Петур упорно глядел в пол. Милиционер несколько смутился. Духай только пуще смутил его:
— Я тоже слыхал что-то. Как раз хотел сказать. Но я подумал, что это вы стреляете, Стреляли где-то поблизости отсюда.
— А я не слыхал ничего, — заявил с убедительной простотой Квашаи. — Странно. Ведь у меня слух, как у зайца…
Милиционер колебался: стоит ли поднимать историю из-за выстрела, не будет ли это глупостью или несправедливостью. Но он боялся и поддаваться на эти речи, попасть впросак. Эти буржуи, как видно, ловкачи. Он стоял беспомощный, теряя почву под ногами. Больше всего ему хотелось уйти, но он не находил для этого предлога. Пожалуй, его удерживала и мысль, что, как только он выйдет, над ним будут смеяться.
— Выпейте немного вина, — сказала вдруг хозяйка и протянула ему стакан. — Все сейчас разойдутся по домам, и мы ляжем спать.
Милиционер взял стакан и мигом осушил его. Духай улыбнулся.
— Я не пьяница, но считаю, что изредка выпить немного винца неплохо. Верно, товарищ?

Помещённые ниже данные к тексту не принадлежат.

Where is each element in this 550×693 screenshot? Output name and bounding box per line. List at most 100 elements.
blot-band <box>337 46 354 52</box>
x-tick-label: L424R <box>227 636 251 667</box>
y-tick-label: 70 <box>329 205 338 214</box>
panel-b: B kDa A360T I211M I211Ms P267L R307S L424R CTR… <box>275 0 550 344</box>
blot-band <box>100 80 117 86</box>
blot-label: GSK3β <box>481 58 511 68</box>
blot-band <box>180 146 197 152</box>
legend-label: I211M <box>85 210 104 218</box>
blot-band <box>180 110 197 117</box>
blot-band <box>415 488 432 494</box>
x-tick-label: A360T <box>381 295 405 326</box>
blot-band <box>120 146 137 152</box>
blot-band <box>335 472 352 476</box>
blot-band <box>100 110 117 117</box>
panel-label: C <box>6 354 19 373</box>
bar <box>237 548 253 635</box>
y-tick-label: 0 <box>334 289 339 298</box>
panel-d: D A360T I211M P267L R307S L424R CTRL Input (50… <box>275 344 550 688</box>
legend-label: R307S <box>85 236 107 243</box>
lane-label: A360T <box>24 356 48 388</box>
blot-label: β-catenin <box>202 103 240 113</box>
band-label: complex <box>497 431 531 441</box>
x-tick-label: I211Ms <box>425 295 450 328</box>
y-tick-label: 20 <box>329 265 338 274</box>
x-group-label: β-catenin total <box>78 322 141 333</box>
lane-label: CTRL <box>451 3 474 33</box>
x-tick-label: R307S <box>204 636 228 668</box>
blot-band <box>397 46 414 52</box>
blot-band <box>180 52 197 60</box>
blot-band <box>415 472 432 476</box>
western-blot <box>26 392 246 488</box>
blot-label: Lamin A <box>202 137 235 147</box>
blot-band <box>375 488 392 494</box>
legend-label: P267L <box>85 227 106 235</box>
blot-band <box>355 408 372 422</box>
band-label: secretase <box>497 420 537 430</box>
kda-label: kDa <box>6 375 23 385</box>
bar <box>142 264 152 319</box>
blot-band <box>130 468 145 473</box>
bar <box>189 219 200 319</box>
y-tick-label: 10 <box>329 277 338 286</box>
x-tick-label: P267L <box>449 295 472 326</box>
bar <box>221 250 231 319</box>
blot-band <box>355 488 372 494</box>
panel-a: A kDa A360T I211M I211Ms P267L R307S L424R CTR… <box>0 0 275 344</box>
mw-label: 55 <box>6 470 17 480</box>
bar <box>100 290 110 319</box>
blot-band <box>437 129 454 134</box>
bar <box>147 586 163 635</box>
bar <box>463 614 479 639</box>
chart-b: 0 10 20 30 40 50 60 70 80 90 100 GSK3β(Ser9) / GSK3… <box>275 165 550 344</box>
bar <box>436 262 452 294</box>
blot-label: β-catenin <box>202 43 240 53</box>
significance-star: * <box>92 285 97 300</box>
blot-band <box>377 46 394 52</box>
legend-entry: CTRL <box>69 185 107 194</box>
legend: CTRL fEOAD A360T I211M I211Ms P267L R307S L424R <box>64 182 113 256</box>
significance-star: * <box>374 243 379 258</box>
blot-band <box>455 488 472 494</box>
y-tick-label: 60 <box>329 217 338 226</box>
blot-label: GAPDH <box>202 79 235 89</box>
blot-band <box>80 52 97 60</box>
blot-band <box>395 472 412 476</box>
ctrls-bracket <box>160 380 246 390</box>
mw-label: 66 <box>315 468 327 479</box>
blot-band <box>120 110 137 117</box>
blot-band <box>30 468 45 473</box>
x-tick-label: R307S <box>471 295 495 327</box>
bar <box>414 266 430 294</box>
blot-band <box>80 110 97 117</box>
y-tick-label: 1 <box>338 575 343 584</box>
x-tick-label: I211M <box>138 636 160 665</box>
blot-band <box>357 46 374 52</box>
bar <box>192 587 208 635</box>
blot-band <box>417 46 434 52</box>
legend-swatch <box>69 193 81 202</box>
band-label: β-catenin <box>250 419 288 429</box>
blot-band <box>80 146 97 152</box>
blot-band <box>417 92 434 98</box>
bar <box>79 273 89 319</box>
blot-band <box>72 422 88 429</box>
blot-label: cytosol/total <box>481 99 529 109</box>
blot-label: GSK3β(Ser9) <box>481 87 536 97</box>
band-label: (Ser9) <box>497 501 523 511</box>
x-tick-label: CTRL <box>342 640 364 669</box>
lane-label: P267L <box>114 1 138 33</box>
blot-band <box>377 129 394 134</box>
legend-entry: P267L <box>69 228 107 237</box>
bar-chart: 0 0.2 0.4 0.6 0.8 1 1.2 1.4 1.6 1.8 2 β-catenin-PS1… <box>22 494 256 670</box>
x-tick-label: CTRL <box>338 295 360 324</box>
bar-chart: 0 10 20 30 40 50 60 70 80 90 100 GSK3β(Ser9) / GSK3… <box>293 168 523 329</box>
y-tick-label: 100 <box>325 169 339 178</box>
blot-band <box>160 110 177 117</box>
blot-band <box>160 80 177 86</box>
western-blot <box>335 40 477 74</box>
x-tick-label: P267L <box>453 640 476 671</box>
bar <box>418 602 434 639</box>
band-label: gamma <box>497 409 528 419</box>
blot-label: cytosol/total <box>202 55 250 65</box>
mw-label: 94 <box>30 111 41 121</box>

И тут милиционер пожалел, что принял угощение. Он вынужден был объясняться.
— Запрещение введено не для того, чтобы никто и никогда не мог выпить ни одного стакана вина. У этого распоряжения совсем иной… основной принцип. — Он не мог подобрать более вразумительного слова.
— И на красных запрещение не распространяется, не так ли? — накинулся на милиционера Петур, вонзив острый взгляд в его глаза. — Особенно при исполнении служебных обязанностей. Верно? Должен ведь кто-то реквизировать у буржуев этот яд. Верно? Нельзя же дозволять, чтоб он убивал, отравлял, губил их. Не так ли?
Милиционер покраснел до корней волос, даже уши у него стали карминового цвета. Он закусил губу и не произнес ни единого слова.
— Оставь, пожалуйста, Пишта. Обижать гостя неприлично. Он очень славный человек, — проговорил Духай и, подойдя к милиционеру, покровительственно похлопал его по плечу.